Teklif hemen ve derhal reddedilebilir de. Eğer İsrailliler veya Filistinliler müzakereler için kalkış noktası olarak bu temel formülü kabule yanaşmazlarsa, Obama yönetimi bu inisiyatifini başka araçlarla sürdürmeye hazırlıklı olmalıdır. Netanyahu, Obama'nın yerleşim inşasının dondurulması talebini reddettiği ve Araplar onun güven inşası inisiyatiflerinden kaçındığı zamanda olduğu gibi gâfil avlanamaz.
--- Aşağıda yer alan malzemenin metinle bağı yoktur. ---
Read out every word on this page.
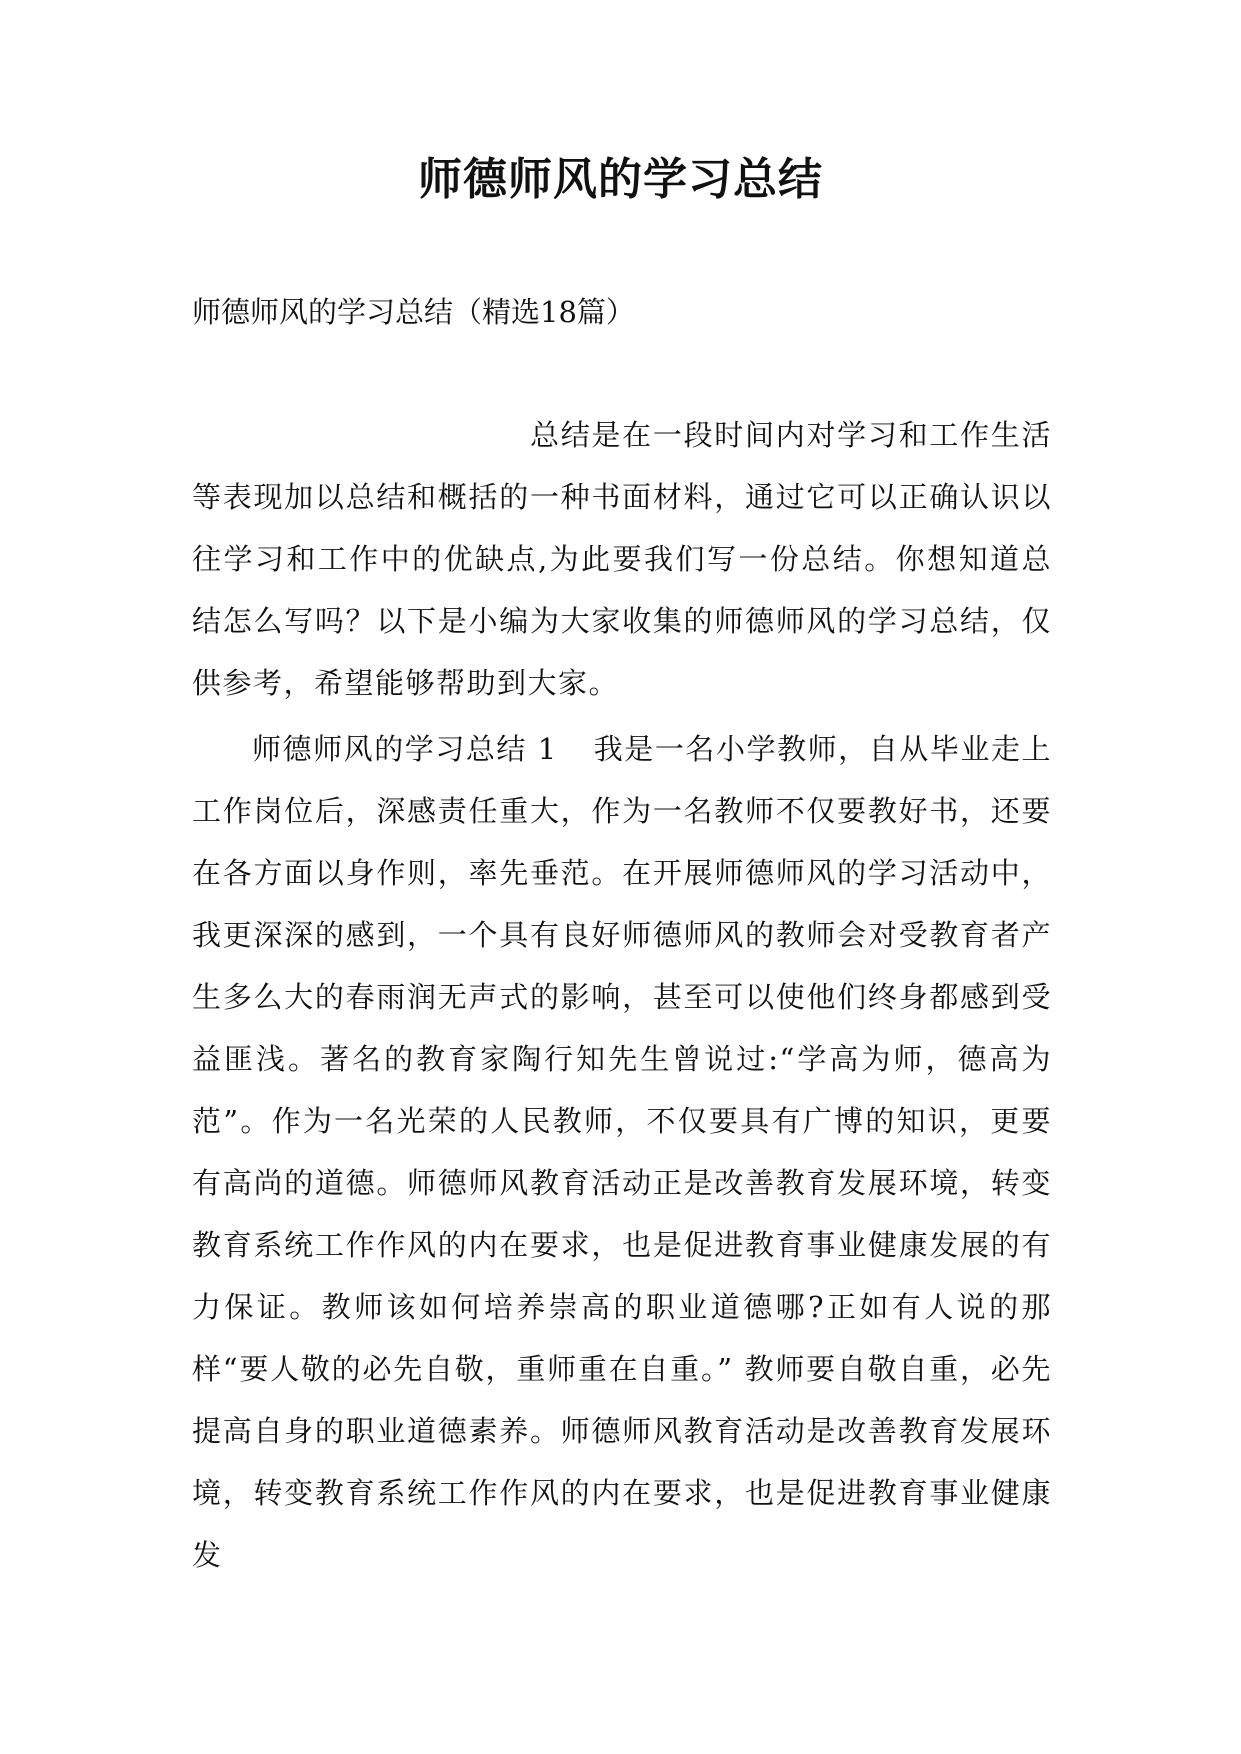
师德师风的学习总结

师德师风的学习总结（精选18篇）

总结是在一段时间内对学习和工作生活等表现加以总结和概括的一种书面材料，通过它可以正确认识以往学习和工作中的优缺点,为此要我们写一份总结。你想知道总结怎么写吗？以下是小编为大家收集的师德师风的学习总结，仅供参考，希望能够帮助到大家。

师德师风的学习总结 1 我是一名小学教师，自从毕业走上工作岗位后，深感责任重大，作为一名教师不仅要教好书，还要在各方面以身作则，率先垂范。在开展师德师风的学习活动中，我更深深的感到，一个具有良好师德师风的教师会对受教育者产生多么大的春雨润无声式的影响，甚至可以使他们终身都感到受益匪浅。著名的教育家陶行知先生曾说过:“学高为师，德高为范”。作为一名光荣的人民教师，不仅要具有广博的知识，更要有高尚的道德。师德师风教育活动正是改善教育发展环境，转变教育系统工作作风的内在要求，也是促进教育事业健康发展的有力保证。教师该如何培养崇高的职业道德哪?正如有人说的那样“要人敬的必先自敬，重师重在自重。” 教师要自敬自重，必先提高自身的职业道德素养。师德师风教育活动是改善教育发展环境，转变教育系统工作作风的内在要求，也是促进教育事业健康发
Buna göre, Obama yönetimi taraflardan birinin veya her ikisinin teklifi reddetmesi durumunda ABD'nin bu barış çerçevesinin onayını BM Güvenlik Konseyi'nde arayacağını, böylelikle inatçı taraf üzerinde dünya çapında baskı yaratacağını taraflara iletmelidir.
Neyse ki İsrail'de yapılan kamuoyu yoklamaları göstermektedir ki çoğu İsrailli, birleşik bir Kudüs'ü arzu ederken, barış olmaksızın tüm Kudüs yerine birleşik Kudüs'ün olmadığı bir barışı yeğliyorlar. Benzer şekilde, Filistinliler bölünmüş olmalarına ve Hamas aşırılarının Gazze Şeridi'ni kontrol ediyor olmalarına rağmen, Filistinlilerin çoğunluğu iki devletli bir çözümden yanalar ve Ramallah'taki liderlikleri bu sonuç için resmen azimli.
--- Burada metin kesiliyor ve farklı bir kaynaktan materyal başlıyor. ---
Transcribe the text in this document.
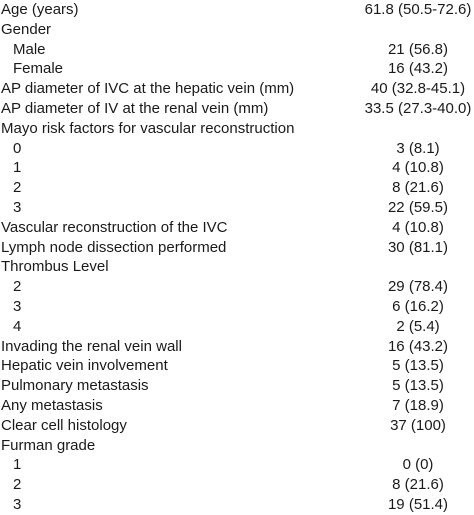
Age (years)	61.8 (50.5-72.6)
Gender
Male	21 (56.8)
Female	16 (43.2)
AP diameter of IVC at the hepatic vein (mm)	40 (32.8-45.1)
AP diameter of IV at the renal vein (mm)	33.5 (27.3-40.0)
Mayo risk factors for vascular reconstruction
0	3 (8.1)
1	4 (10.8)
2	8 (21.6)
3	22 (59.5)
Vascular reconstruction of the IVC	4 (10.8)
Lymph node dissection performed	30 (81.1)
Thrombus Level
2	29 (78.4)
3	6 (16.2)
4	2 (5.4)
Invading the renal vein wall	16 (43.2)
Hepatic vein involvement	5 (13.5)
Pulmonary metastasis	5 (13.5)
Any metastasis	7 (18.9)
Clear cell histology	37 (100)
Furman grade
1	0 (0)
2	8 (21.6)
3	19 (51.4)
Çok geç de olsa tüm tarafların – İsrailliler, Filistinliler ve Amerikalıların – iki devletli çözümü iki devletli gerçekliğe tahvil etmek için tarihi kararı vermelerinin vaktidir. Fakat bunun gerçekleşmesi için Obama, tarihi cesareti olan uzak görüşlü bir strateji izlemelidir.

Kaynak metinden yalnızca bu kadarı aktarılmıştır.